The product, created from cultured chicken cells, has been approved as an ingredient in chicken bites following Singapore Food Agency (SFA) approval, said Just.
Initially, the chicken bites will debut in a Singapore restaurant, with plans for wider expansion into dining and retail establishments in the country, said Josh Tetrick, co-founder and CEO of Just. The product will be priced at parity with premium chicken, he added.
“We’ve been eating meat for tens of thousands of years, always needing to kill an animal to eat – until now,” he said.
The cultured meat is created in a bioreactor, an apparatus in which a biological reaction or change takes place, and the product has a high protein content and is a rich source of minerals, according to the company, which plans to sell the product under the GOOD Meat brand.
For now, with manufacturing hubs in Singapore and Northern California, the company only has approval to sell the meat in Singapore, but it hopes to expand sales of cultured meat, including cultured beef, into the US and Europe, Tetrick said.

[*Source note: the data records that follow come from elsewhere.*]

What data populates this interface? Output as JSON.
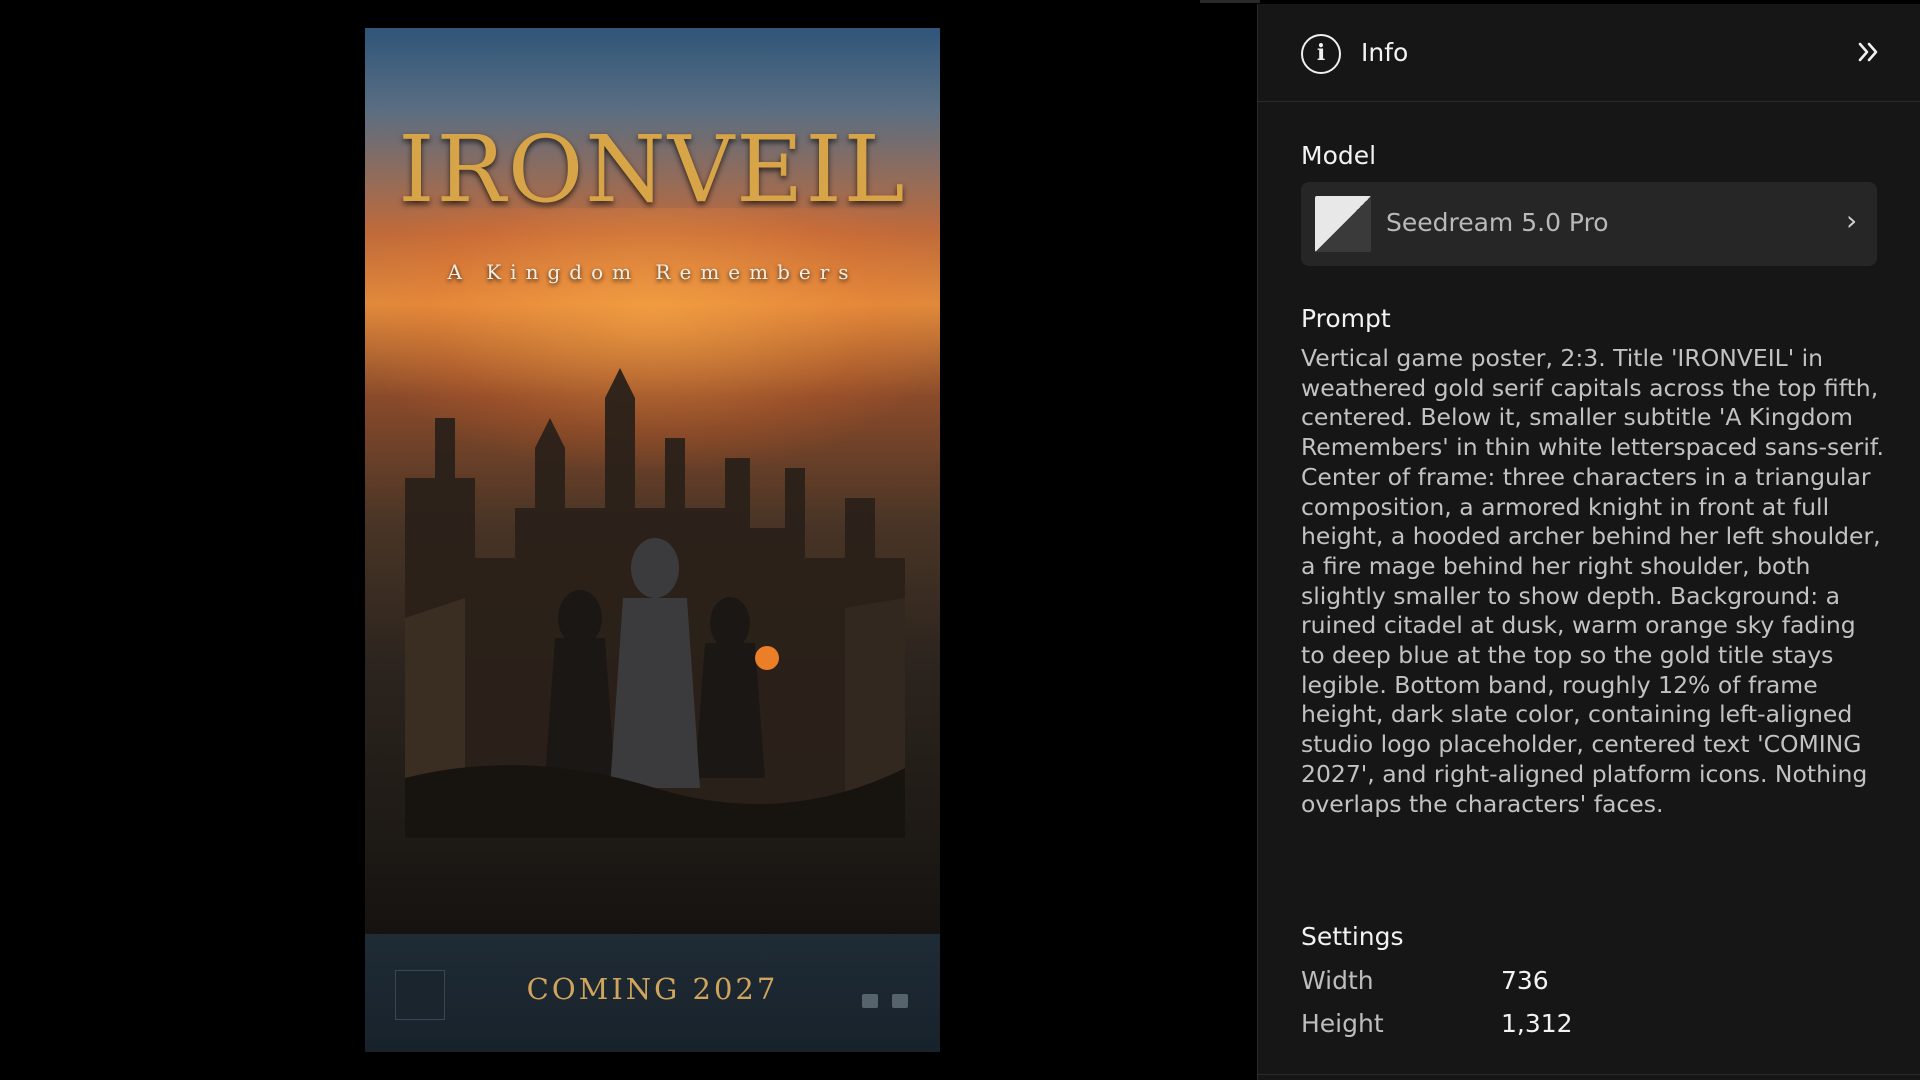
{
  "poster": {
    "title": "IRONVEIL",
    "subtitle": "A Kingdom Remembers",
    "band_text": "COMING 2027"
  },
  "panel": {
    "title": "Info",
    "info_icon": "info-circle-icon",
    "collapse_icon": "double-chevron-right-icon",
    "model_label": "Model",
    "model_name": "Seedream 5.0 Pro",
    "model_chevron_icon": "chevron-right-icon",
    "prompt_label": "Prompt",
    "prompt_text": "Vertical game poster, 2:3. Title 'IRONVEIL' in weathered gold serif capitals across the top fifth, centered. Below it, smaller subtitle 'A Kingdom Remembers' in thin white letterspaced sans-serif. Center of frame: three characters in a triangular composition, a armored knight in front at full height, a hooded archer behind her left shoulder, a fire mage behind her right shoulder, both slightly smaller to show depth. Background: a ruined citadel at dusk, warm orange sky fading to deep blue at the top so the gold title stays legible. Bottom band, roughly 12% of frame height, dark slate color, containing left-aligned studio logo placeholder, centered text 'COMING 2027', and right-aligned platform icons. Nothing overlaps the characters' faces.",
    "settings_label": "Settings",
    "settings": [
      {
        "key": "Width",
        "value": "736"
      },
      {
        "key": "Height",
        "value": "1,312"
      }
    ]
  },
  "colors": {
    "panel_bg": "#161616",
    "card_bg": "#262626",
    "poster_gold": "#d7a548"
  }
}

Just already produces a range of non-animal products, including Just Egg, made with mung beans, and a vegan mayonnaise, and the trend toward meat substitutes and plant based protein, already growing in the United States, is also taking hold in Asia.
This year, despite the global economic turmoil triggered by the coronavirus pandemic, plant-based protein startup Impossible Foods secured about half a billion dollars in fresh funding, with investment mostly coming from heavyweight investors in Asia.
California-based Beyond Meat last month unveiled a meatless minced “pork” for launch in China, while Impossible launched its fake beef product in supermarkets in Hong Kong and Singapore in October, hoping to widen its footprint across Asia.